Meldir snorted then, looking infinitely fond and amused in that instant. “Of course it would be,” he said, clicking his tongue. “I had thought we could dine in the dining room for once. I think we could both do with a change of scenery.”

 

“Does the scenery really matter when you’re going to be insistent on having such an awkward conversation about things which don’t matter?” she demanded, grabbing the plate and the portion he’d already dished out for her, taking it out of the room and abruptly pausing. “Which way is the dining room, then?” she asked, barely resisting the urge to flinch at the look he sent her way; infinitely knowing and ever so worried.
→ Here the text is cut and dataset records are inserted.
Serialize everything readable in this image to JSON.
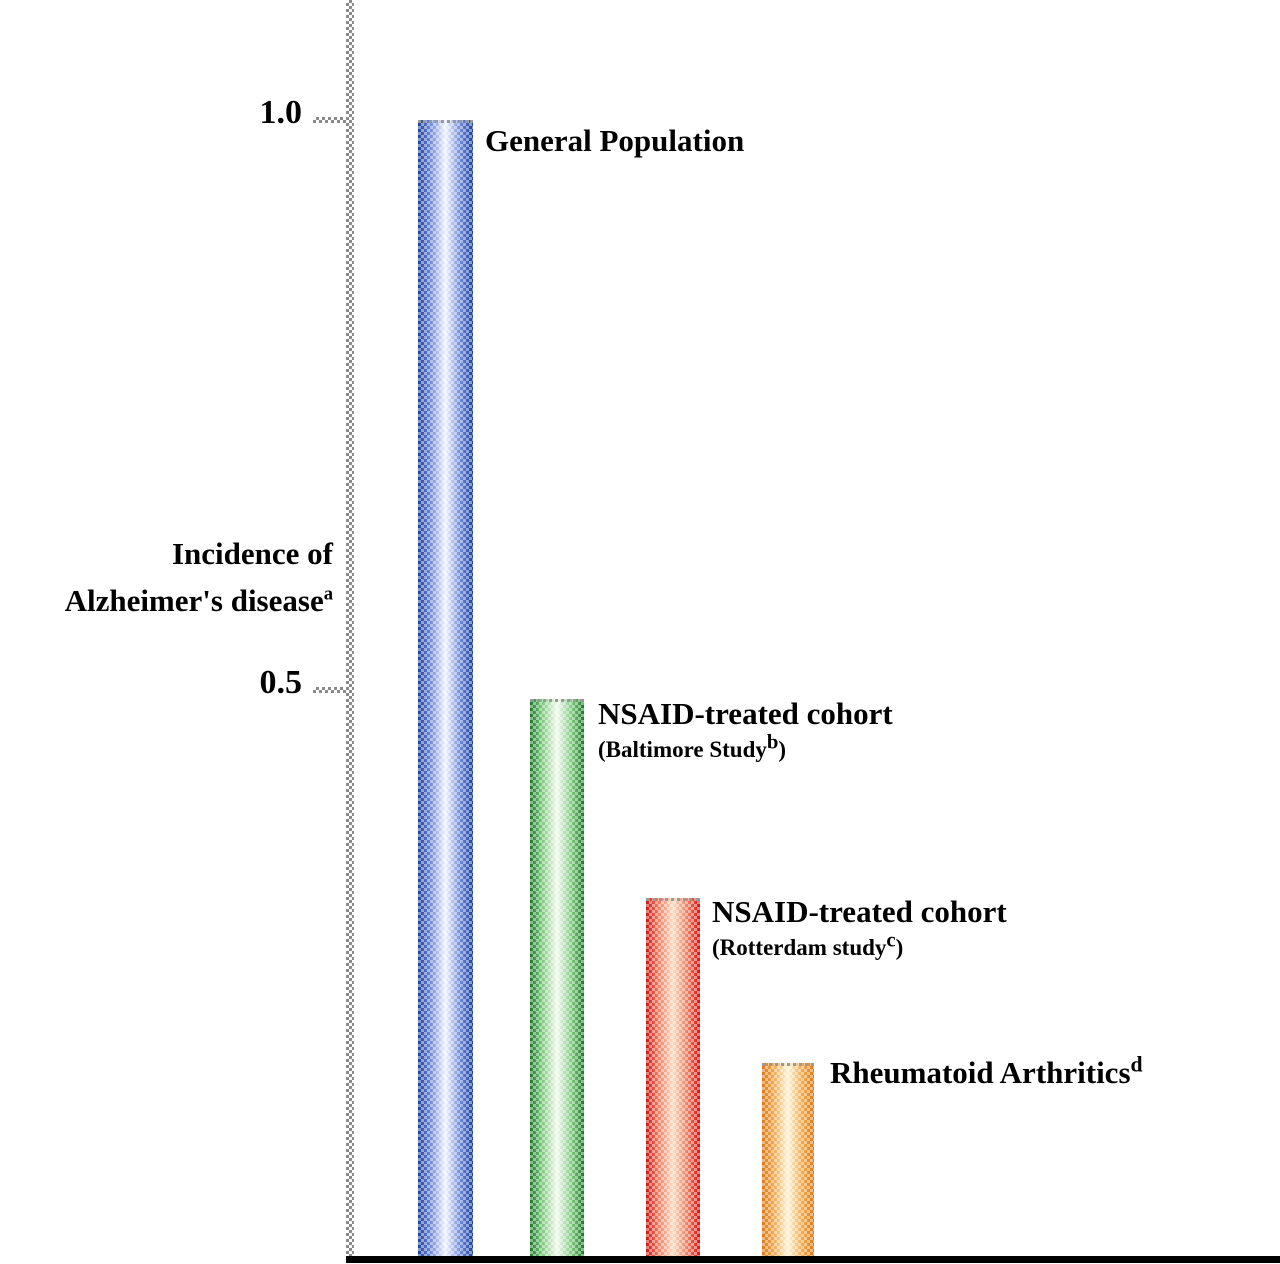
{
  "chart_data": {
    "type": "bar",
    "title": "",
    "ylabel": {
      "line1": "Incidence of",
      "line2": "Alzheimer's disease",
      "sup": "a"
    },
    "yticks": [
      {
        "value": 1.0,
        "label": "1.0"
      },
      {
        "value": 0.5,
        "label": "0.5"
      }
    ],
    "ylim": [
      0,
      1.15
    ],
    "grid": false,
    "legend_position": "none",
    "bars": [
      {
        "category": "General Population",
        "category_sup": "",
        "value": 1.0,
        "colors": {
          "edge": "#1c3f9b",
          "mid": "#6b86d6",
          "center": "#f2f4ff"
        }
      },
      {
        "category": "NSAID-treated cohort",
        "category_sup": "",
        "sub": {
          "pre": "(Baltimore Study",
          "sup": "b",
          "post": ")"
        },
        "value": 0.49,
        "colors": {
          "edge": "#1a7a26",
          "mid": "#7cc87c",
          "center": "#f2fbee"
        }
      },
      {
        "category": "NSAID-treated cohort",
        "category_sup": "",
        "sub": {
          "pre": "(Rotterdam study",
          "sup": "c",
          "post": ")"
        },
        "value": 0.315,
        "colors": {
          "edge": "#d01212",
          "mid": "#ec7a5e",
          "center": "#fbdcc0"
        }
      },
      {
        "category": "Rheumatoid Arthritics",
        "category_sup": "d",
        "value": 0.17,
        "colors": {
          "edge": "#e07818",
          "mid": "#f2a84a",
          "center": "#fff4d8"
        }
      }
    ]
  }
}
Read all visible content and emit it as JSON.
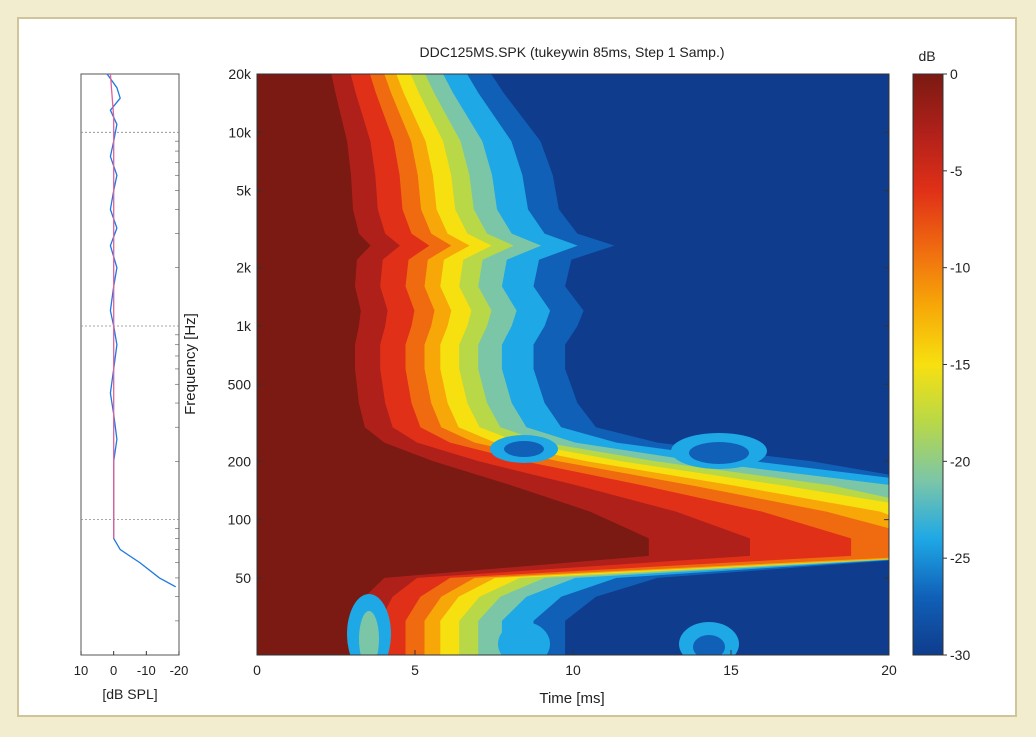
{
  "chart_data": [
    {
      "type": "line",
      "xlabel": "[dB SPL]",
      "x_tick_labels": [
        "10",
        "0",
        "-10",
        "-20"
      ],
      "xlim": [
        10,
        -20
      ],
      "ylim_hz": [
        20,
        20000
      ],
      "y_scale": "log",
      "grid": true,
      "series": [
        {
          "color": "#1f77e0",
          "points": [
            {
              "f": 20000,
              "db": 2
            },
            {
              "f": 17000,
              "db": -1
            },
            {
              "f": 15000,
              "db": -2
            },
            {
              "f": 13000,
              "db": 1
            },
            {
              "f": 11000,
              "db": -1
            },
            {
              "f": 9000,
              "db": 0
            },
            {
              "f": 7500,
              "db": 1
            },
            {
              "f": 6000,
              "db": -1
            },
            {
              "f": 5000,
              "db": 0
            },
            {
              "f": 4000,
              "db": 1
            },
            {
              "f": 3200,
              "db": -1
            },
            {
              "f": 2600,
              "db": 1
            },
            {
              "f": 2000,
              "db": -1
            },
            {
              "f": 1600,
              "db": 0
            },
            {
              "f": 1200,
              "db": 1
            },
            {
              "f": 1000,
              "db": 0
            },
            {
              "f": 800,
              "db": -1
            },
            {
              "f": 600,
              "db": 0
            },
            {
              "f": 450,
              "db": 1
            },
            {
              "f": 350,
              "db": 0
            },
            {
              "f": 260,
              "db": -1
            },
            {
              "f": 200,
              "db": 0
            },
            {
              "f": 150,
              "db": 0
            },
            {
              "f": 120,
              "db": 0
            },
            {
              "f": 100,
              "db": 0
            },
            {
              "f": 80,
              "db": 0
            },
            {
              "f": 70,
              "db": -2
            },
            {
              "f": 60,
              "db": -8
            },
            {
              "f": 50,
              "db": -14
            },
            {
              "f": 45,
              "db": -19
            }
          ]
        },
        {
          "color": "#e0609a",
          "points": [
            {
              "f": 20000,
              "db": 1
            },
            {
              "f": 12000,
              "db": 0
            },
            {
              "f": 6000,
              "db": 0
            },
            {
              "f": 3000,
              "db": 0
            },
            {
              "f": 1500,
              "db": 0
            },
            {
              "f": 700,
              "db": 0
            },
            {
              "f": 300,
              "db": 0
            },
            {
              "f": 150,
              "db": 0
            },
            {
              "f": 80,
              "db": 0
            }
          ]
        }
      ]
    },
    {
      "type": "heatmap",
      "title": "DDC125MS.SPK (tukeywin 85ms, Step 1 Samp.)",
      "xlabel": "Time [ms]",
      "ylabel": "Frequency [Hz]",
      "xlim": [
        0,
        20
      ],
      "ylim": [
        20,
        20000
      ],
      "y_scale": "log",
      "x_ticks": [
        0,
        5,
        10,
        15,
        20
      ],
      "y_ticks": [
        {
          "value": 50,
          "label": "50"
        },
        {
          "value": 100,
          "label": "100"
        },
        {
          "value": 200,
          "label": "200"
        },
        {
          "value": 500,
          "label": "500"
        },
        {
          "value": 1000,
          "label": "1k"
        },
        {
          "value": 2000,
          "label": "2k"
        },
        {
          "value": 5000,
          "label": "5k"
        },
        {
          "value": 10000,
          "label": "10k"
        },
        {
          "value": 20000,
          "label": "20k"
        }
      ],
      "decay_time_ms": [
        {
          "f": 20000,
          "t": 3.8
        },
        {
          "f": 16000,
          "t": 4.0
        },
        {
          "f": 12000,
          "t": 4.3
        },
        {
          "f": 9000,
          "t": 4.6
        },
        {
          "f": 6000,
          "t": 4.8
        },
        {
          "f": 4000,
          "t": 4.9
        },
        {
          "f": 3000,
          "t": 5.2
        },
        {
          "f": 2600,
          "t": 5.8
        },
        {
          "f": 2200,
          "t": 5.1
        },
        {
          "f": 1600,
          "t": 5.0
        },
        {
          "f": 1200,
          "t": 5.3
        },
        {
          "f": 1000,
          "t": 5.2
        },
        {
          "f": 800,
          "t": 5.0
        },
        {
          "f": 600,
          "t": 5.0
        },
        {
          "f": 400,
          "t": 5.2
        },
        {
          "f": 300,
          "t": 5.5
        },
        {
          "f": 250,
          "t": 6.5
        },
        {
          "f": 200,
          "t": 9.0
        },
        {
          "f": 150,
          "t": 13.0
        },
        {
          "f": 110,
          "t": 17.0
        },
        {
          "f": 80,
          "t": 20.0
        },
        {
          "f": 65,
          "t": 20.0
        },
        {
          "f": 50,
          "t": 6.5
        },
        {
          "f": 40,
          "t": 5.5
        },
        {
          "f": 30,
          "t": 5.0
        },
        {
          "f": 20,
          "t": 5.0
        }
      ],
      "colorbar": {
        "label": "dB",
        "range": [
          -30,
          0
        ],
        "ticks": [
          0,
          -5,
          -10,
          -15,
          -20,
          -25,
          -30
        ],
        "colors": [
          "#7a1a12",
          "#b0201a",
          "#e03018",
          "#f06a10",
          "#f7a808",
          "#f7e010",
          "#b8d848",
          "#7cc6a8",
          "#1ea8e6",
          "#1060b8",
          "#0f3c8c"
        ]
      }
    }
  ]
}
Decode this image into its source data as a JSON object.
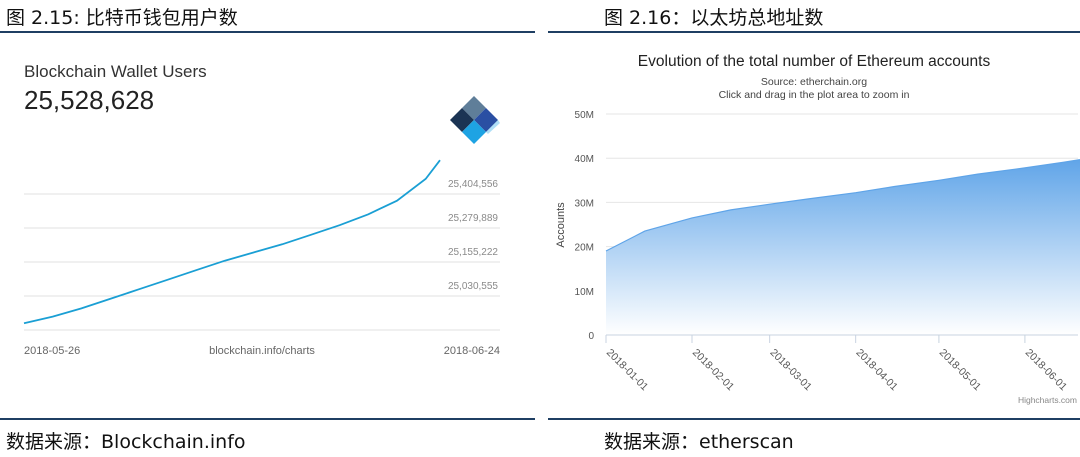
{
  "left": {
    "figure_title": "图 2.15: 比特币钱包用户数",
    "source": "数据来源：Blockchain.info",
    "card_title": "Blockchain Wallet Users",
    "card_value": "25,528,628",
    "footer_center": "blockchain.info/charts",
    "logo": "blockchain-logo-icon"
  },
  "right": {
    "figure_title": "图 2.16：以太坊总地址数",
    "source": "数据来源：etherscan",
    "credit": "Highcharts.com"
  },
  "chart_data": [
    {
      "type": "line",
      "title": "Blockchain Wallet Users",
      "x_tick_labels": [
        "2018-05-26",
        "2018-06-24"
      ],
      "y_tick_labels": [
        "25,030,555",
        "25,155,222",
        "25,279,889",
        "25,404,556"
      ],
      "y_ticks": [
        25030555,
        25155222,
        25279889,
        25404556
      ],
      "ylim": [
        24905888,
        25529223
      ],
      "x": [
        "2018-05-26",
        "2018-05-28",
        "2018-05-30",
        "2018-06-01",
        "2018-06-03",
        "2018-06-05",
        "2018-06-07",
        "2018-06-09",
        "2018-06-11",
        "2018-06-13",
        "2018-06-15",
        "2018-06-17",
        "2018-06-19",
        "2018-06-21",
        "2018-06-23",
        "2018-06-24"
      ],
      "values": [
        24931000,
        24955000,
        24985000,
        25020000,
        25055000,
        25090000,
        25125000,
        25160000,
        25190000,
        25220000,
        25255000,
        25290000,
        25330000,
        25380000,
        25460000,
        25528628
      ],
      "grid": true,
      "color": "#1a9fd4"
    },
    {
      "type": "area",
      "title": "Evolution of the total number of Ethereum accounts",
      "subtitle_lines": [
        "Source: etherchain.org",
        "Click and drag in the plot area to zoom in"
      ],
      "ylabel": "Accounts",
      "y_tick_labels": [
        "0",
        "10M",
        "20M",
        "30M",
        "40M",
        "50M"
      ],
      "y_ticks": [
        0,
        10000000,
        20000000,
        30000000,
        40000000,
        50000000
      ],
      "ylim": [
        0,
        50000000
      ],
      "x_tick_labels": [
        "2018-01-01",
        "2018-02-01",
        "2018-03-01",
        "2018-04-01",
        "2018-05-01",
        "2018-06-01"
      ],
      "x_ticks": [
        "2018-01-01",
        "2018-02-01",
        "2018-03-01",
        "2018-04-01",
        "2018-05-01",
        "2018-06-01"
      ],
      "x": [
        "2018-01-01",
        "2018-01-15",
        "2018-02-01",
        "2018-02-15",
        "2018-03-01",
        "2018-03-15",
        "2018-04-01",
        "2018-04-15",
        "2018-05-01",
        "2018-05-15",
        "2018-06-01",
        "2018-06-15",
        "2018-06-24"
      ],
      "values": [
        19000000,
        23500000,
        26500000,
        28300000,
        29600000,
        30800000,
        32200000,
        33600000,
        35000000,
        36400000,
        37800000,
        39100000,
        40000000
      ],
      "grid": true,
      "color": "#5fa4e8"
    }
  ]
}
It was a familiar look by that point.

 

Would Naruto or Sasuke have looked at her like that if they had been alive to understand just what had happened to her?

 

Sakura shook her head, casting the thought away like it had burnt her. It didn’t do to dwell on things which would never be… she reminded herself, allowing Meldir to lead the way then.

 

“So you’ve even forgotten the layout of this home of yours,” Meldir murmured, sounding infinitely sad. “No wonder your spirit has dimmed,” he said softly, and Sakura could only frown at that. “But that alone wouldn’t explain why you were fading so severely when we first met…”

 

Sakura blinked, her frown only deepening as Meldir opened the door to a room she might have stuck her head into once since waking up in her home there. “You mentioned that when you first arrived.”

 

Her friend froze a couple of steps into the dining room. “Aerloth,” he said plainly. “Please tell me you remember what fading is…”

 

“I don’t,” she stated, placing her plate down on the table with a loud clack. “Is it important?”

 

“Aerloth,” Meldir said, his face solemn, and Sakura had the vaguest impression that his next words were about to shake the foundations of her world. “Fading is the elven equivalent of death, even if it is not permanent in the sense that human death is.”

 

Sakura stared at him. “Oh,” she mumbled.